Why wouldn’t you just edit and customize the base theme directly? Why add the extra layer? There are a few reasons:

§ You get a clean slate to code on rather than hacking at a preexisting codebase.

§ You don’t have to fully comprehend any of the base theme’s code in order to use it productively, whereas editing it directly requires a deeper level of understanding.

§ You can easily apply updates to the base theme without losing your customizations.

§ You can have multiple custom themes (whether it’s for a multisite setup with a few similar looking sites or a site with different themes for different sections) and have them share the bulk of the heavy lifting in a base theme.

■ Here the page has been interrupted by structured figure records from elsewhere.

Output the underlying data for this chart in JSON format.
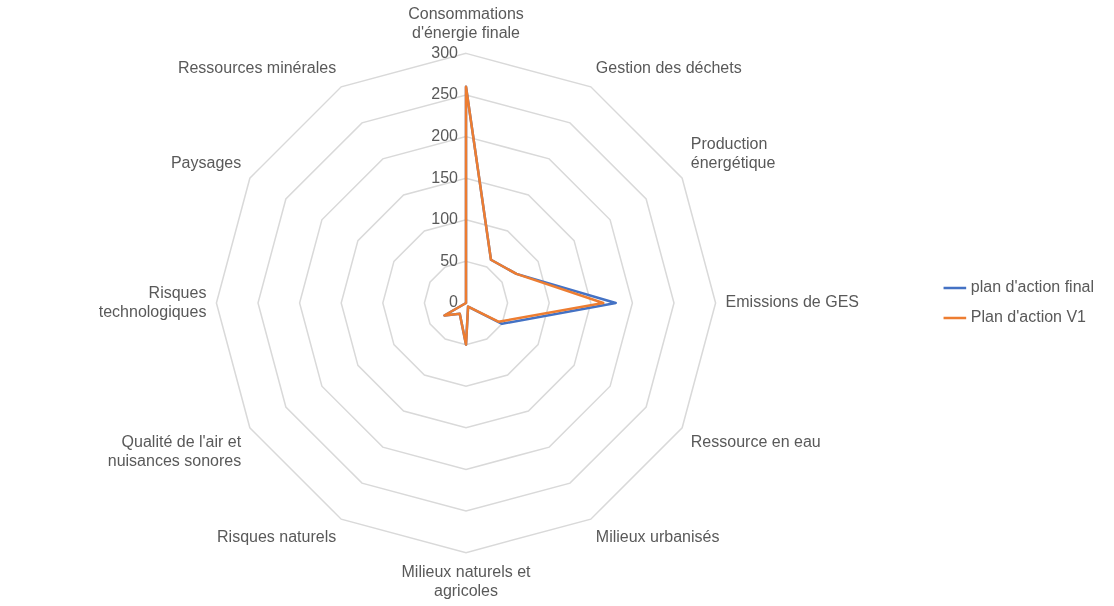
{
  "chart_data": {
    "type": "radar",
    "categories": [
      "Consommations d'énergie finale",
      "Gestion des déchets",
      "Production énergétique",
      "Emissions de GES",
      "Ressource en eau",
      "Milieux urbanisés",
      "Milieux naturels et agricoles",
      "Risques naturels",
      "Qualité de l'air et nuisances sonores",
      "Risques technologiques",
      "Paysages",
      "Ressources minérales"
    ],
    "series": [
      {
        "name": "plan d'action final",
        "color": "#4472c4",
        "values": [
          260,
          60,
          70,
          180,
          50,
          5,
          50,
          15,
          30,
          0,
          0,
          0
        ]
      },
      {
        "name": "Plan d'action V1",
        "color": "#ed7d31",
        "values": [
          260,
          60,
          70,
          165,
          45,
          5,
          50,
          15,
          30,
          0,
          0,
          0
        ]
      }
    ],
    "ylim": [
      0,
      300
    ],
    "yticks": [
      0,
      50,
      100,
      150,
      200,
      250,
      300
    ],
    "grid": true,
    "legend": "right",
    "marker": "none"
  }
}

So how do they work? The basic concept of a base theme is one of inheritance. Typically there is a generalized contributed theme used as a framework (or “parent,” to continue the inheritance analogy) in addition to a fully custom-built subtheme that overrides, customizes, and makes additions as needed (i.e., the “child” theme or more commonly, the subtheme). A subtheme will inherit 100% of its base theme’s code despite not having any of that code within itself, which leaves the themer with a solid starting point and a lot of useful features.

Using a Base Theme

But how does the code look?! It’s quite simple. Each theme (whether it’s a base theme or a custom subtheme) has a .info file that holds metadata about it (name, description, screenshot filename, etc.) and one of the things that you can tell Drupal from within the file is whether or not your custom theme has a base theme, and if so, what it is. A subtheme that inherits from a base theme might sport a .info file that looks like this:

name = Yourtheme

description = Super-duper awesome thematic action.

version = 1.0

core = 7.x

engine = phptemplate

base theme = zen

stylesheets[all][] = style.css

stylesheets[print][] = print.css

See the magic line there? You’re right, it’s the one that starts with base theme. That alone is all you need to tell Drupal that your custom theme inherits from the “Zen” base theme. If you created a subtheme named “yourtheme” with only one file named yourtheme.info, and listed Zen as the base theme in that file, then effectively using “yourtheme” as your site’s theme would be exactly the same as just using Zen, because it inherits all of Zen despite the fact that it has no code of its own.

Therefore, all you need to include in your subtheme are customizations, things you’re overriding, and additions.